The late Donald Winnicott, a brilliant psychoanalyst from Britain, used the term ‘holding environment’ to describe the ideal mandala in which growth and development could occur, weaved of the qualities of contact and space. Through making attuned, present-time, somatically-engaged contact with another as they are – and by providing an open, warm sanctuary in which their experience can unfold and illuminate – we become vehicles of love in action.

Simultaneously, by offering the gift of space, we do not interfere with the unfolding of their heart and majestic inner process. We do not pathologize their experience or demand that they be different, change, transform, shift, or ‘heal’ in order for us to love them. If sadness is there, or fear, or despair, or shame, or depression, or profound grief, we will infuse their inner mandala with validation and presence. We will be there for them, but only if they need us. We will not engulf them with the projections of our own unlived life, nor will we unload upon them our own requirements and agendas, arising out of our own undigested psyches and bodies. Instead, we will seed the intersubjective container with tender space.

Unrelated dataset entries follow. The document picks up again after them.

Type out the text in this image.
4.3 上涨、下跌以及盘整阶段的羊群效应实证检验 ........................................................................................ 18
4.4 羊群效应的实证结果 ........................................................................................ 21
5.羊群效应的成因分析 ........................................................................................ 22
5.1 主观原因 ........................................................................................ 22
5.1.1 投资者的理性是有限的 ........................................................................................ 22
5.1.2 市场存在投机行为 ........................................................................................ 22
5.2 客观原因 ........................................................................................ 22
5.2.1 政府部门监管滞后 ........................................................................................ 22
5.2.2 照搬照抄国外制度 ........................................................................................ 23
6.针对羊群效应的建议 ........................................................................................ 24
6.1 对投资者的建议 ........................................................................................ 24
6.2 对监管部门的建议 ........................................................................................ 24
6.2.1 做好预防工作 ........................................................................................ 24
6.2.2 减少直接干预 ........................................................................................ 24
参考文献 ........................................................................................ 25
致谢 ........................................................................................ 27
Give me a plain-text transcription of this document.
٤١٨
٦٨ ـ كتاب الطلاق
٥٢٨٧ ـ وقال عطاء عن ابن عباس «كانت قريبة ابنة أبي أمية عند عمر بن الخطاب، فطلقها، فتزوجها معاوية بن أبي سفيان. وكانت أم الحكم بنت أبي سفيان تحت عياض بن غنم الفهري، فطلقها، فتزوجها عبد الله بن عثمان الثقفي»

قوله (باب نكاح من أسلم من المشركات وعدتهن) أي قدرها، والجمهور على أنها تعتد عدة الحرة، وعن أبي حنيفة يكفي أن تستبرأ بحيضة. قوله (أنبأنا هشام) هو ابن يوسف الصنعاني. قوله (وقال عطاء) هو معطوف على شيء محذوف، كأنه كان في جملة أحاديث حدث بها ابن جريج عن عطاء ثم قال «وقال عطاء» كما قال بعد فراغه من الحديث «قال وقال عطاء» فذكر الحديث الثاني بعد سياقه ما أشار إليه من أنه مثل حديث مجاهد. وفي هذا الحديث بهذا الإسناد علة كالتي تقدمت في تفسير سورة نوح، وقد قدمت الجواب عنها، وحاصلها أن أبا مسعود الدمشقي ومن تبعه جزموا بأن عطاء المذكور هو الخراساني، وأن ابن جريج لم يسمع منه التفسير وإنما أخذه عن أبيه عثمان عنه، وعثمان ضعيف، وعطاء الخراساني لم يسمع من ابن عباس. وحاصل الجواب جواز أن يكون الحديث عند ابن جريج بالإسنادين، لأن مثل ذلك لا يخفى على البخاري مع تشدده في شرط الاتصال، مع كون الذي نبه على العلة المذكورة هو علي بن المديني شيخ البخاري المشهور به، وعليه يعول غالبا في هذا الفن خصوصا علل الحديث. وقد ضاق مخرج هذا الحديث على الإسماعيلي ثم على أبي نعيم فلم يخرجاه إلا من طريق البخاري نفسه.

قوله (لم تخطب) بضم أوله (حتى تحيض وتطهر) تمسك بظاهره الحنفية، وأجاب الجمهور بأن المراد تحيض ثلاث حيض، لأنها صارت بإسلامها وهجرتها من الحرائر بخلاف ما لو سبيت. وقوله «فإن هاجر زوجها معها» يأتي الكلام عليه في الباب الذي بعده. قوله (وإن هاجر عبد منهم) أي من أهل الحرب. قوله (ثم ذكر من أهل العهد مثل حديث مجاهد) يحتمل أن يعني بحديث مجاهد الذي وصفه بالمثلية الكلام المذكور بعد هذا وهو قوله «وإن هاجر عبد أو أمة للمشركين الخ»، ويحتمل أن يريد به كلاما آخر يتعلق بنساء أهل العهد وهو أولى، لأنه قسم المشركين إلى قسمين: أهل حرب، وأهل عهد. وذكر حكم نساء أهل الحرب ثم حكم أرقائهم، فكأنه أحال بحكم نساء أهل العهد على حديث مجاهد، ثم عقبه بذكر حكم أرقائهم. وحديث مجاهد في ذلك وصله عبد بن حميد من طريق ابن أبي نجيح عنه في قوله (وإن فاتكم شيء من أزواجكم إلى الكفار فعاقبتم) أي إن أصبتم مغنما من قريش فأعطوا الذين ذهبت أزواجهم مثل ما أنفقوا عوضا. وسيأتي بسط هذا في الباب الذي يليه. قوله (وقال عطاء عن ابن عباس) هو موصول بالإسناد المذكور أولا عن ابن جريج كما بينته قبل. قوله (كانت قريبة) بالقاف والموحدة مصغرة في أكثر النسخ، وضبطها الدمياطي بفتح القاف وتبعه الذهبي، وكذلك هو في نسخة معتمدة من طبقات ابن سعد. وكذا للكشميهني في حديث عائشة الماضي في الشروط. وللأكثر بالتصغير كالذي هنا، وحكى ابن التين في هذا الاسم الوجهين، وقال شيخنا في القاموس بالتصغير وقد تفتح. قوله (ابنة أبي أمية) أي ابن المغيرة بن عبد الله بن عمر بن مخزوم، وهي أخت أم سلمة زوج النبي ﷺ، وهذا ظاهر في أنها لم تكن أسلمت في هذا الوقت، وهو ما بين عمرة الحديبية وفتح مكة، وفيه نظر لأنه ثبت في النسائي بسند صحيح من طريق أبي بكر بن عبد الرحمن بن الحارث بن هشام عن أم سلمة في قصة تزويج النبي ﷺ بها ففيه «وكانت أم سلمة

While not talked about as much, we can provide this same contact and space to ourselves and come to discover that our nature as awareness itself is in fact the ultimate holding environment. You are always, already resting in the majesty of presence and are always, already held – by the beloved – who is none other than your own miracle nervous system, heart, and somatic brilliance. While we may not always understand our experience – and while it may never fit into our ideas, hopes, dreams, and fantasies about the life we were ‘meant to live’ – we can come to trust that it is unfolding according to a unique blueprint which is emerging out of the unseen hand of love. We are invited to practice a radical intimacy with our experience, staying close to our ripe bodies and tender hearts, but not so close that we fuse or overly identify with it. Rest in the very middle and stay astonished at what is being birthed out of the unknown in every moment.

For so many I speak with, there is an undercurrent of aggression towards themselves, a subtle movement of self-loathing, unexamined shame and embarrassment, and a very alive (if not conscious) belief that they are flawed and have failed. Each time we exit our present, embodied experience into thinking, interpretation, blame, resentment, and complaint, we turn from the preciousness and the majesty of what we are. In this movement of rejection, we keep alive the archaic belief that our immediate experience is not valid, that it is not workable, that it is not forming the actual particles of the path of healing, exactly as it is. From one perspective, this may be seen as the ultimate act of self abandonment.

Let us all take a pause on this new day, and from a place of love visualize a holding environment for ourselves, where we grant unconditional permission to make intimate and direct contact with all of our vulnerabilities, with our tender bodies and with our raw hearts, with our unprocessed challenges from the past, and with our less-than-awakened thoughts, feelings, and behaviors.

Let us make the most radical commitment to no longer abandon ourselves, exiting into our conditioned stories and unkind judgments, and inquire with love into the habitual belief that there is something fundamentally wrong with us. As we open our eyes and our hearts to the always, already present holding environment which is our true nature, we behold the drop of grace which pours through the eyes of everyone we meet, including that unknown precious one that we see when we look in the mirror. And then all that could possibly remain is an unshakeable faith in love’s perfection.